Iwie ein Widerspruch: tagelang nichts essen/ fettes Mädchen.

Bist zu zu korpulent oder bist du magersüchtig?

Ändere deine Einstellung  zu deinem Körper, fange  an, dich so zu mögen wie du bist (wenn du nicht abnehmen  kannst, sofern du übergewichtig bist)! Nur so strahlst du aus, dass du liebenswert bist und dann wirst du auch von anderen gemocht.

LG und alles Gute 

Kommentar von xghostiechanx ,

Für eine Essstörung bin ich zu fett. Ich bin 1,64 cm groß und wiege 47,3 kg. Startgewicht war 56. Wollte abnehmen.

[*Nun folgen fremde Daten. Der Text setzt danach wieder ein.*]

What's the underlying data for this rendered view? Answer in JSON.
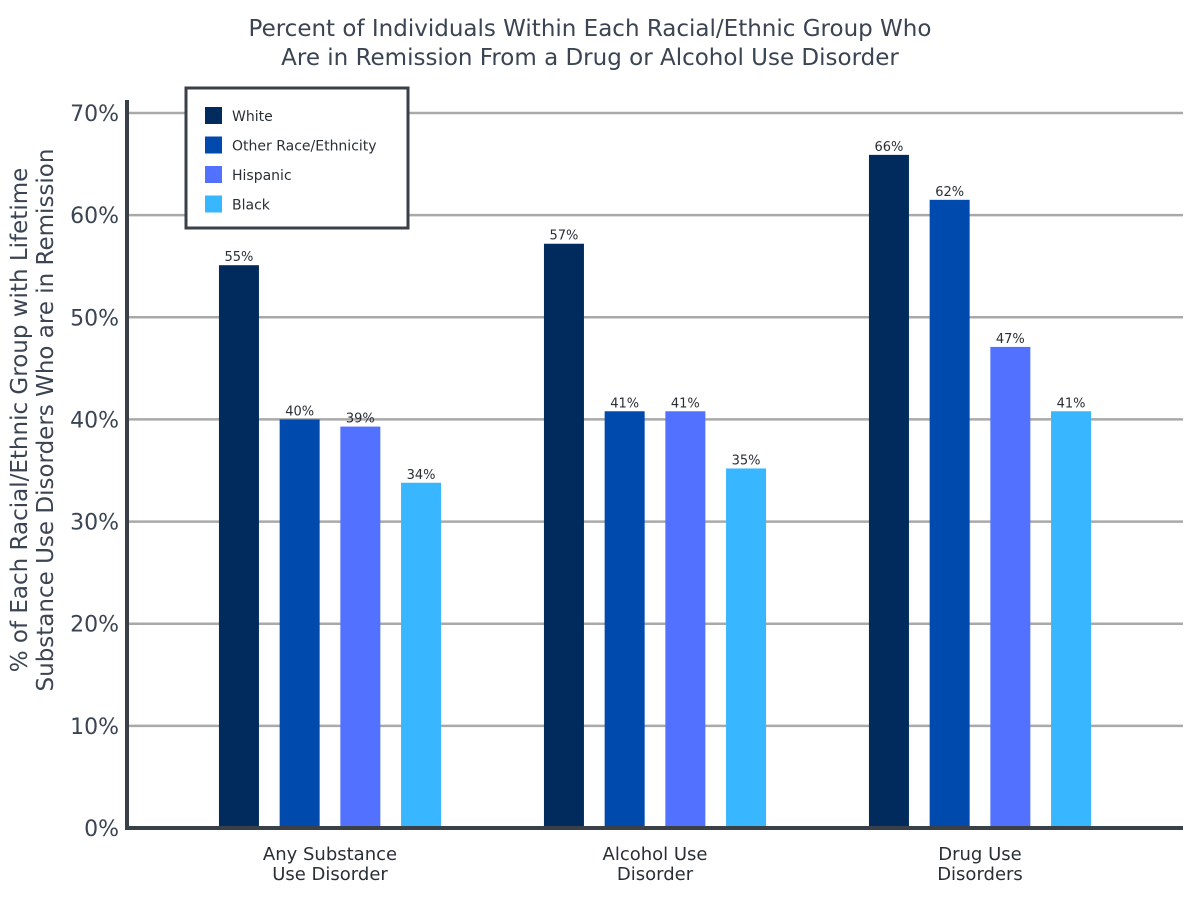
{
  "chart_data": {
    "type": "bar",
    "title_lines": [
      "Percent of Individuals Within Each Racial/Ethnic Group Who",
      "Are in Remission From a Drug or Alcohol Use Disorder"
    ],
    "ylabel_lines": [
      "% of Each Racial/Ethnic Group with Lifetime",
      "Substance Use Disorders Who are in Remission"
    ],
    "xlabel": "",
    "categories": [
      [
        "Any Substance",
        "Use Disorder"
      ],
      [
        "Alcohol Use",
        "Disorder"
      ],
      [
        "Drug Use",
        "Disorders"
      ]
    ],
    "series": [
      {
        "name": "White",
        "color": "#002B5C",
        "values": [
          55.1,
          57.2,
          65.9
        ],
        "labels": [
          "55%",
          "57%",
          "66%"
        ]
      },
      {
        "name": "Other Race/Ethnicity",
        "color": "#004AAD",
        "values": [
          40.0,
          40.8,
          61.5
        ],
        "labels": [
          "40%",
          "41%",
          "62%"
        ]
      },
      {
        "name": "Hispanic",
        "color": "#5271FF",
        "values": [
          39.3,
          40.8,
          47.1
        ],
        "labels": [
          "39%",
          "41%",
          "47%"
        ]
      },
      {
        "name": "Black",
        "color": "#38B6FF",
        "values": [
          33.8,
          35.2,
          40.8
        ],
        "labels": [
          "34%",
          "35%",
          "41%"
        ]
      }
    ],
    "ylim": [
      0,
      70
    ],
    "yticks": [
      0,
      10,
      20,
      30,
      40,
      50,
      60,
      70
    ],
    "ytick_labels": [
      "0%",
      "10%",
      "20%",
      "30%",
      "40%",
      "50%",
      "60%",
      "70%"
    ],
    "grid": true,
    "legend_position": "top-left"
  }
}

Kommentar von Anonymvl15 ,

Hey nimm nicht weiter ab! Du bist eh voll dünn. Ich bin 1,60 und ca 48 kg und manche halten mich schon für Magersüchtig. Du hast gerade voll das gute Gewicht ....zerstör deinen Körper bitte nicht 

Kommentar von xghostiechanx ,

Verdiene es eh. 

Kommentar von Dahika ,

Rede bitte keinen Bullshit.

Antwort
von Videospieler95, 32

Ich denke du siehst es viel zu schlimm und gib dir nicht für alles die schuld warum fühlst du dich denn so oft schlecht? Gibt es da einen speziellen Grund?

Antwort
von sojosa, 13

Hey du, nicht das Leben ist unfair, du bist es selber, dir gegenüber. Du schreibst wie schlimm alles ist, aber das stimmt ja nicht. Du bist nicht fett und all die anderen Sachen siehst du genauso übertrieben. Ändere diese Sichtweise und du wirst sehn dass auch dein Leben lebenswert ist.